河童与之介 3
青山も相馬も小走りになって、男の子の側に駆け寄った。
もう、九時を過ぎている。
塾か習い事の帰りかもしれないが、子供がウロウロしているような時間帯ではない。
「坊や、どうしたんだ」
暗がりになっていて見えなかったが、男の子は一人ではなかったのだ。
水溜りを挟んだ反対側に、しゃがんでいた男には、青山も相馬も気付いていなかった。
突然、暗がりに男が浮かび上がったように二人には見え、青山と相馬は肝を潰す。
ただし、もちろん相手は幽霊ではなく、人間の成人男性の姿をしていた。
足だって当然、ついている。
暗がりに屈み込んでいたのは、小柄な男と細長い男の中間、平均的な身長より少し高めの、二十代の半ばに見える、髪を派手な金髪に染めた若者だった。
髪色はともかく、若者は白いTシャツの上に半袖のチェックの赤いシャツ、黄土色のチノパンといった、ごく普通の出立ちをしている。
その若者が癇走った声で、
「坊やとは何事であるか。この方は、畏こくもおそれ多い水ノ宮司様なるぞ」
と、舌も噛まずに言ってのけたものだから、経験豊富の年上の刑事である青山の方も、思わずタジタジとなってしまった。
頭の中一杯にハテナマークを飛ばしながら、青山は男の子の顔を覗き込んで、窺うように、
「水宮、司君?」と、聞いた。
ミズノ、ミヤツカサで切るのではなく、ミズノミヤ、ツカサと切ると、確かに名前のように聞こえる。
司君と呼ばれた男の子は、青山ににっこりと微笑みかけると、こっくりと頷いた。
水宮司という言葉を知る者であれば、彼が坊やなどでなく、冥府の最高責任者である、不老不死の妖かしであることが分かるだろう。

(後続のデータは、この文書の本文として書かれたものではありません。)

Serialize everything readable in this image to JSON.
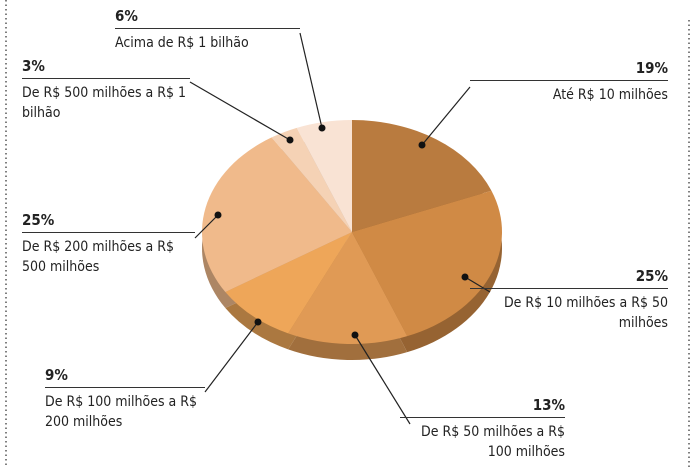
{
  "chart_data": {
    "type": "pie",
    "categories": [
      "Até R$ 10 milhões",
      "De R$ 10 milhões a R$ 50 milhões",
      "De R$ 50 milhões a R$ 100 milhões",
      "De R$ 100 milhões a R$ 200 milhões",
      "De R$ 200 milhões a R$ 500 milhões",
      "De R$ 500 milhões a R$ 1 bilhão",
      "Acima de R$ 1 bilhão"
    ],
    "values": [
      19,
      25,
      13,
      9,
      25,
      3,
      6
    ],
    "value_labels": [
      "19%",
      "25%",
      "13%",
      "9%",
      "25%",
      "3%",
      "6%"
    ],
    "colors": [
      "#b97b3f",
      "#d08a45",
      "#e09a55",
      "#eea659",
      "#f0ba8b",
      "#f5d2b5",
      "#f9e3d4"
    ]
  }
}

宮は、暗がりにいた男に手を伸ばして腕を掴むと、自分の側に引き寄せた。
そして、
「お父さんは、売れない脚本家で、今は時代劇の脚本を書いているのです。そのため最近は、寝ても覚めても宮様や御家来、捕り方などで一杯なのです」
と、子供らしい声で、スラスラと言った。
青山と相馬は、はぁと気の抜けたような声を出すと、互いに顔を見合わせる。
どう受け止めていいのか、青山と相馬はいまいち分からなかったようだ。
理解できないことを前にすると人間は、現実的なことで、その場を繋ごうとするものだ。
夢でも見ているような気分のまま、まだ若い方の刑事――相馬が「お名前は?」と、職務質問する時のような、いつもの調子を心がけて聞く。
名前を問われて、宮と行動を共にしていた男は、
「しろがね」
まで言ったところで、宮に強く手を握られた為に、ハッとして口を噤む。
銀、こと銀丸も、さすがにまずいと思ったようだ。